“It’s Time to Buy Smucker”

From Barron’s:

Famed for its namesake line of jellies, Smucker (ticker: SJM) is facing challenging problems in the grocery aisle.

Changing consumer tastes have some shoppers looking for fresher fare at the likes of Trader Joe’s and Whole Foods Market (WFM), while others are scouring discount stores in search of rock-bottom prices. Either way, it’s a pickle for the company that makes Folgers coffee, Pillsbury cake mixes and Jif peanut butter.

Expect more uncertainty if Amazon.com’s (AMZN) $13.2 billion deal for Whole Foods goes through.

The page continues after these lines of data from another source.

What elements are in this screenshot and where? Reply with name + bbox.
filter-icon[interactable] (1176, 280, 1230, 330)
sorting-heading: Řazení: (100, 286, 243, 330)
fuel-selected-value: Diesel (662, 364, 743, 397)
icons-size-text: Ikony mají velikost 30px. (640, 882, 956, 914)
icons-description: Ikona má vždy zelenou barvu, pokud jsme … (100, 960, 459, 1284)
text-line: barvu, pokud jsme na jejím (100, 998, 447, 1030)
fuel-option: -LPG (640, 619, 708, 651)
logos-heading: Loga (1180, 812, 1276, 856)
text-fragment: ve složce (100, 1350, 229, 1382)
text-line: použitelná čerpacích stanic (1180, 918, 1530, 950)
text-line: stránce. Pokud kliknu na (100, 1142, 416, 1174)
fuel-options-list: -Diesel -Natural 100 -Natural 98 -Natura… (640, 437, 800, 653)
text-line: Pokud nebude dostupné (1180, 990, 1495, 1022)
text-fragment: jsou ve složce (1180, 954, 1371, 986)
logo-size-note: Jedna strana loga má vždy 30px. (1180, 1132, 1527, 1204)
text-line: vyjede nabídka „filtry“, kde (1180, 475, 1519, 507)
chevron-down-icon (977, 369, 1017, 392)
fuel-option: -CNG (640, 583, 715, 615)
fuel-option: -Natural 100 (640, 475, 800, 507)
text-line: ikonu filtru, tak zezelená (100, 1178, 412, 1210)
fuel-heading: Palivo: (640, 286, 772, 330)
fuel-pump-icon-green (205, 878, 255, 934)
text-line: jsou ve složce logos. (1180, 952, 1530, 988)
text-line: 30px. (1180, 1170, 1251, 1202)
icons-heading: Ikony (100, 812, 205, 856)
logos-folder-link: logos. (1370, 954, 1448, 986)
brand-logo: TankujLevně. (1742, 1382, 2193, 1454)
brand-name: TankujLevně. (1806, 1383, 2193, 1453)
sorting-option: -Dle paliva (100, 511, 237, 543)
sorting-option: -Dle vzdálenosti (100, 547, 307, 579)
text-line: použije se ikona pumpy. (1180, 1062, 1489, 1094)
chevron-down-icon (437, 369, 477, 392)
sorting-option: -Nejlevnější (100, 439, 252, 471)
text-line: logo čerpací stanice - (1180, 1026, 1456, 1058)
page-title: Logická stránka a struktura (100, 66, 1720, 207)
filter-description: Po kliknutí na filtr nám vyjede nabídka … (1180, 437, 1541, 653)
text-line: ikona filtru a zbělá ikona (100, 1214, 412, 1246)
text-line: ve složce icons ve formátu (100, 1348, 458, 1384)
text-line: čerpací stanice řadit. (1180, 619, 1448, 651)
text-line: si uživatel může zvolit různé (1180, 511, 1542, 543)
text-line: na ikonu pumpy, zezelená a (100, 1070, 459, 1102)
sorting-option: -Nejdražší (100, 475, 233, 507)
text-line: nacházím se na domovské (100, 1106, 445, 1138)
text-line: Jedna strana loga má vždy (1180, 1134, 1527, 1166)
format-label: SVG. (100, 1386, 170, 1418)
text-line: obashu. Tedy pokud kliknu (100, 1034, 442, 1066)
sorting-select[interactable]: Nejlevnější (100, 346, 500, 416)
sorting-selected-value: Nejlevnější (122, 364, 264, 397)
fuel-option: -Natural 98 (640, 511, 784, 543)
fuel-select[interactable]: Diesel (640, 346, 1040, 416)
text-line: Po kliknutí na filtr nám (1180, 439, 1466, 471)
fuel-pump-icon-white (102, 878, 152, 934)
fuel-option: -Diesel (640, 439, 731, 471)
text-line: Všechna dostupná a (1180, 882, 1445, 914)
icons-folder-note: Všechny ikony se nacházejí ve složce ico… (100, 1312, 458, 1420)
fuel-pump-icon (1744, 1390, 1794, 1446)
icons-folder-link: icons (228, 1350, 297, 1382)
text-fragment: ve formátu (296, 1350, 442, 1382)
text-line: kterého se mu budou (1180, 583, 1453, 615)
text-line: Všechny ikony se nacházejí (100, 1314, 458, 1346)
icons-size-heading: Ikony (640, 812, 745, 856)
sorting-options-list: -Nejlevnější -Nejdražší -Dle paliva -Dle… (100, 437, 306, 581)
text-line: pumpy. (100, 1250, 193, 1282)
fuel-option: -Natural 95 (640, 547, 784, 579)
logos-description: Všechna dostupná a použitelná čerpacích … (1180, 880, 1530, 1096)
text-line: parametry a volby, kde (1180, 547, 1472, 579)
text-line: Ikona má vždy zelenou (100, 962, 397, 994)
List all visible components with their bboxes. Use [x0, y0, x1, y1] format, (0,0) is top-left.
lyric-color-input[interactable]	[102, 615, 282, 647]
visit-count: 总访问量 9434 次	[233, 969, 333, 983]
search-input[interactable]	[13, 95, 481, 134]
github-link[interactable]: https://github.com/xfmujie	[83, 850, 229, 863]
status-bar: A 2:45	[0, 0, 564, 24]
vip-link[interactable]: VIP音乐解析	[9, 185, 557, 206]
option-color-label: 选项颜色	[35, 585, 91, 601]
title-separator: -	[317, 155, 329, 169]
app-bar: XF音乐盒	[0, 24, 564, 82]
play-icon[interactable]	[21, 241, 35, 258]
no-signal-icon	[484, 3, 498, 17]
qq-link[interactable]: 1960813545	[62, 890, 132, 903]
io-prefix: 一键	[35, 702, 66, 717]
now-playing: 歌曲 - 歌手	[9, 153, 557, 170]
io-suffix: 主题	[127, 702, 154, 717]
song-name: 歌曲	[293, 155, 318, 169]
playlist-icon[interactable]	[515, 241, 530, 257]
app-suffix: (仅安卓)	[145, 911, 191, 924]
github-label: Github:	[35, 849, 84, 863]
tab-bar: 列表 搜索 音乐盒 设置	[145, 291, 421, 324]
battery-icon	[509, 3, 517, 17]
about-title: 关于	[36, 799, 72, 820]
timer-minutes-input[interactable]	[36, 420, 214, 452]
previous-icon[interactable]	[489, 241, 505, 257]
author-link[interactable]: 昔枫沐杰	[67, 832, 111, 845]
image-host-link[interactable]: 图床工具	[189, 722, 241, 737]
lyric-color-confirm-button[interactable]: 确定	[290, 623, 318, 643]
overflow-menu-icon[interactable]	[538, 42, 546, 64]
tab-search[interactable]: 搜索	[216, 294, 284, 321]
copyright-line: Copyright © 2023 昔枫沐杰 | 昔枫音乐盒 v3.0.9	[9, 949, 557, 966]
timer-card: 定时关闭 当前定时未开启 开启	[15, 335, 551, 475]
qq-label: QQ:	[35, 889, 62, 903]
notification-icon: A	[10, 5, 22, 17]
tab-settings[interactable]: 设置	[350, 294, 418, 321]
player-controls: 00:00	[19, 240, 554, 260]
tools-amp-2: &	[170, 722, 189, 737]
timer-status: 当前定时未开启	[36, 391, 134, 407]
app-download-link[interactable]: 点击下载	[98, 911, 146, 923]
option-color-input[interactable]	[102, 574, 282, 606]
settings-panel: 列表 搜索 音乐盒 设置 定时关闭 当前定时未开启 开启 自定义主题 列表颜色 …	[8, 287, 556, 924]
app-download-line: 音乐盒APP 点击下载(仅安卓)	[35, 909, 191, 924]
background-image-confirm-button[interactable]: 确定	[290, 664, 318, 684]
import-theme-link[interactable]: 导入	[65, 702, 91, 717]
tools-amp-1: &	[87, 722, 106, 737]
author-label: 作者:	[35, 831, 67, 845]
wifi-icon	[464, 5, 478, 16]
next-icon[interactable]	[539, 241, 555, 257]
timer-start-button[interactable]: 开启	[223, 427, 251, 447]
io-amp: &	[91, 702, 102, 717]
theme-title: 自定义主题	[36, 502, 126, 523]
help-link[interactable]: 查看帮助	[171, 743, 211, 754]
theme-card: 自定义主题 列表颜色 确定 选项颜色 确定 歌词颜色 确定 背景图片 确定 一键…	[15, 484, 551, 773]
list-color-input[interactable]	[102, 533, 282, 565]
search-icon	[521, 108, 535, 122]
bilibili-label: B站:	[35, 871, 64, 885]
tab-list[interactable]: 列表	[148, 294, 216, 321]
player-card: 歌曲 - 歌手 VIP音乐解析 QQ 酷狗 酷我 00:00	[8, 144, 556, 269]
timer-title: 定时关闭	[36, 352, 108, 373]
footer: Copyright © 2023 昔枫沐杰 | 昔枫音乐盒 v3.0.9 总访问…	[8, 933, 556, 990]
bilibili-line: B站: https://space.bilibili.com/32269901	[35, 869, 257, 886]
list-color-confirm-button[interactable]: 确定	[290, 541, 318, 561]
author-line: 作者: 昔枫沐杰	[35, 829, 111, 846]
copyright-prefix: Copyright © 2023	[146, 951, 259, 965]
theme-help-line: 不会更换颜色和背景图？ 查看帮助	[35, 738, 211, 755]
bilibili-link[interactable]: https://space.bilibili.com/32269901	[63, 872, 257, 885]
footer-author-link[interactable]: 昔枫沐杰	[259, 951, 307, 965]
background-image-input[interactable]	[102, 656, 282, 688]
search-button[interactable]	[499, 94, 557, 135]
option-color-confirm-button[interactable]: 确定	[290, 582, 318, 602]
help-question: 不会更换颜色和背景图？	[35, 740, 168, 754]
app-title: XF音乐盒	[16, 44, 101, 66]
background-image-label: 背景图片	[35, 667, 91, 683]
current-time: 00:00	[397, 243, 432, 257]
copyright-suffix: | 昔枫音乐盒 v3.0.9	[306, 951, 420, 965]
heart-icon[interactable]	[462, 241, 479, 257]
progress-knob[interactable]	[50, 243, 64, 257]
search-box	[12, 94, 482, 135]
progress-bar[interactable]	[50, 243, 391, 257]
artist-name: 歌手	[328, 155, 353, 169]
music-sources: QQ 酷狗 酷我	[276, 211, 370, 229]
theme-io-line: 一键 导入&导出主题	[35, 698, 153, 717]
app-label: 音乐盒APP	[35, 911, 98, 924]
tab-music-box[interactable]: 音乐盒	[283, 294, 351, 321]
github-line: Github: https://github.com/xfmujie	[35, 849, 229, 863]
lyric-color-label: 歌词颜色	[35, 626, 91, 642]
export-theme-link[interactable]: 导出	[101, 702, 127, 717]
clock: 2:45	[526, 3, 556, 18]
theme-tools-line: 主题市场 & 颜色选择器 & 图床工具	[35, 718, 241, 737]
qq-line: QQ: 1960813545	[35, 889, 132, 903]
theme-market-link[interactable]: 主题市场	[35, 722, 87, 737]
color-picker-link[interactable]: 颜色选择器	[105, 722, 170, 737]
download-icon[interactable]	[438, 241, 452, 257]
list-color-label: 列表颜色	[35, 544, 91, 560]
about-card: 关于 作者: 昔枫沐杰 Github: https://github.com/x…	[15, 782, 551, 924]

All this helps explain why Smucker shares have fallen by more than 25% in the past year. But it doesn’t justify the severity of the selloff.

Is it time to nibble? We think so. In fact, we recommend a hearty bite.

Fetching a forward price-to-earnings multiple of less than 14.4 times earnings, Smucker trades at a 19% discount to its historical average. Moreover the stock, at $114.45, offers a market-beating 2.6% dividend yield.

Tuesday morning, Hilliard Lyons analyst Jeffrey Thomison upgraded Smucker from Neutral to Long-term Buy, arguing that the valuation had fallen to attractive levels. Over the next two years, he sees the stock rising almost 22% to $140 a share as earnings growth accelerates. Thomison says Smucker is in a “relatively competitive position with its strong, leading portfolio of brands.”